A March 31 column by Nolan Lewallen also rushed to the Thomases' defense, first starting with Hunter Biden whataboutism and concluding with sappiness about meeting them:
I had the incredible honor of meeting Justice Thomas and his lovely wife, Ginni, in 2010. I was an airline pilot at the time, and they were on one of my flights from Washington Dulles (IAD) to Dallas/Fort Worth (DFW). The agent in IAD had told us they were on-board, so when we got to the gate in DFW, I got off as quickly as I could to watch for them on the jet bridge.

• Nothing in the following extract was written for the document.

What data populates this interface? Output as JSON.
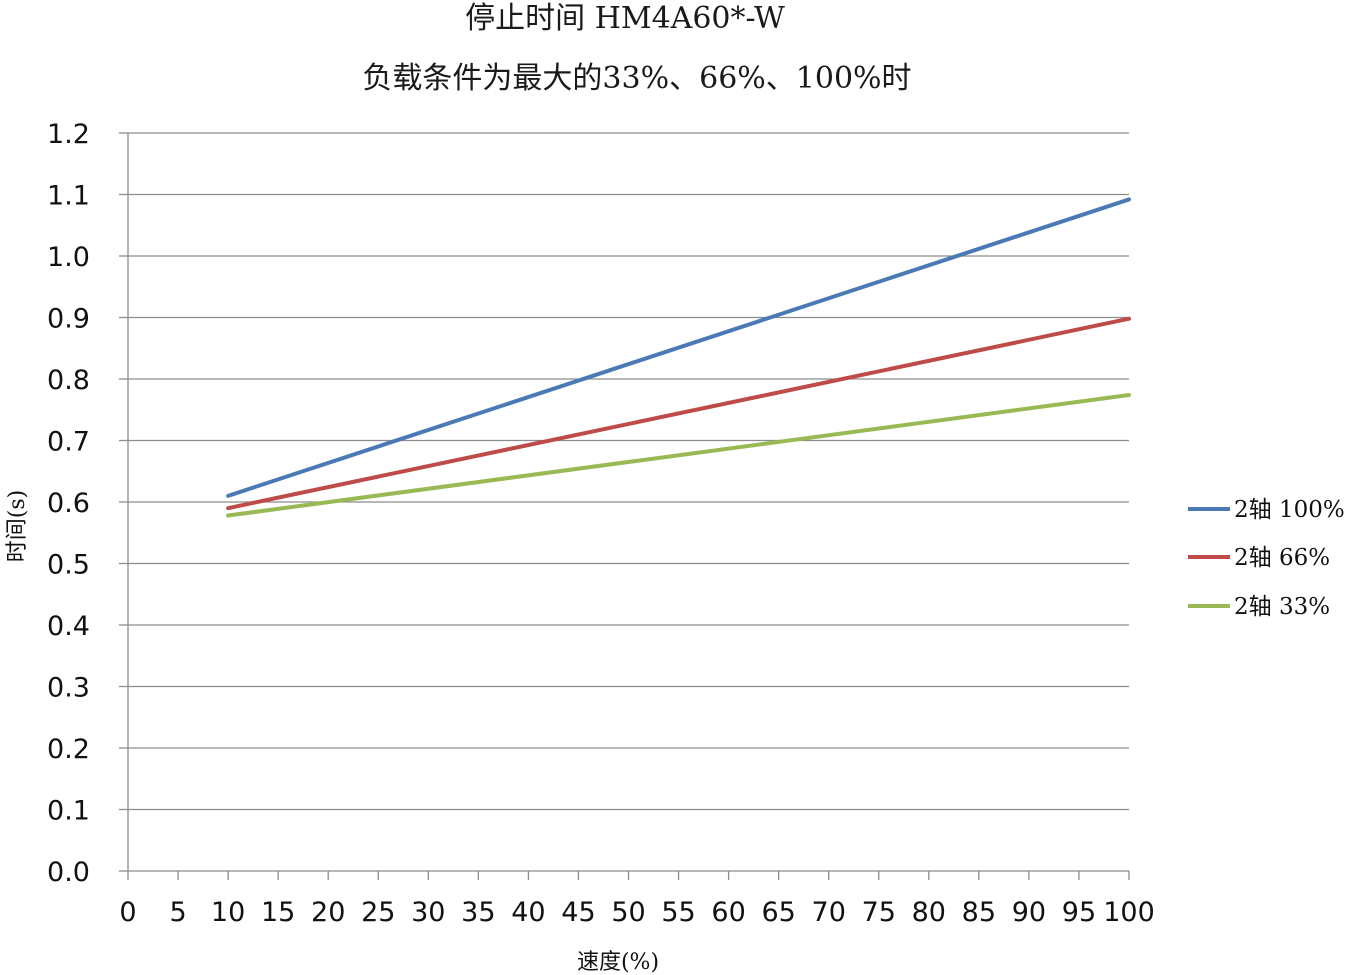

When I saw Justice Thomas get off the aircraft, I fell in alongside him, and as we walked up the jet bridge ̶ at the usual fast pace after being trapped in an a tube for several hours ̶ I introduced myself and told him that I wanted the honor of meeting him. I expected a quick half-turn of his head with maybe a half-smile and a quick hand shake, while keeping up the fast pace. I was in complete awe to see him stop in his tracks (despite the "stampede" behind us), set down his briefcase, turn his entire body toward me, looked me right in the eyes, and with a warm smile told me it was his pleasure. He then introduced me to Ginni. She seemed like such a sweet, humble and gracious woman.
Look, a husband and wife should be a very close duo, as designed by God. And most individuals holding any position of authority ̶ even a president or Supreme Court justice ̶ will have opportunities to be influenced by their spouse (whether it's intentional or not). But they should be able to exercise good judgment, free from personal bias.
He concluded by declaring that "Ginni Thomas is an American citizen and has every right to have political opinions. And under the Electoral Count Act of 1887, questions about an election can be raised through a standard process."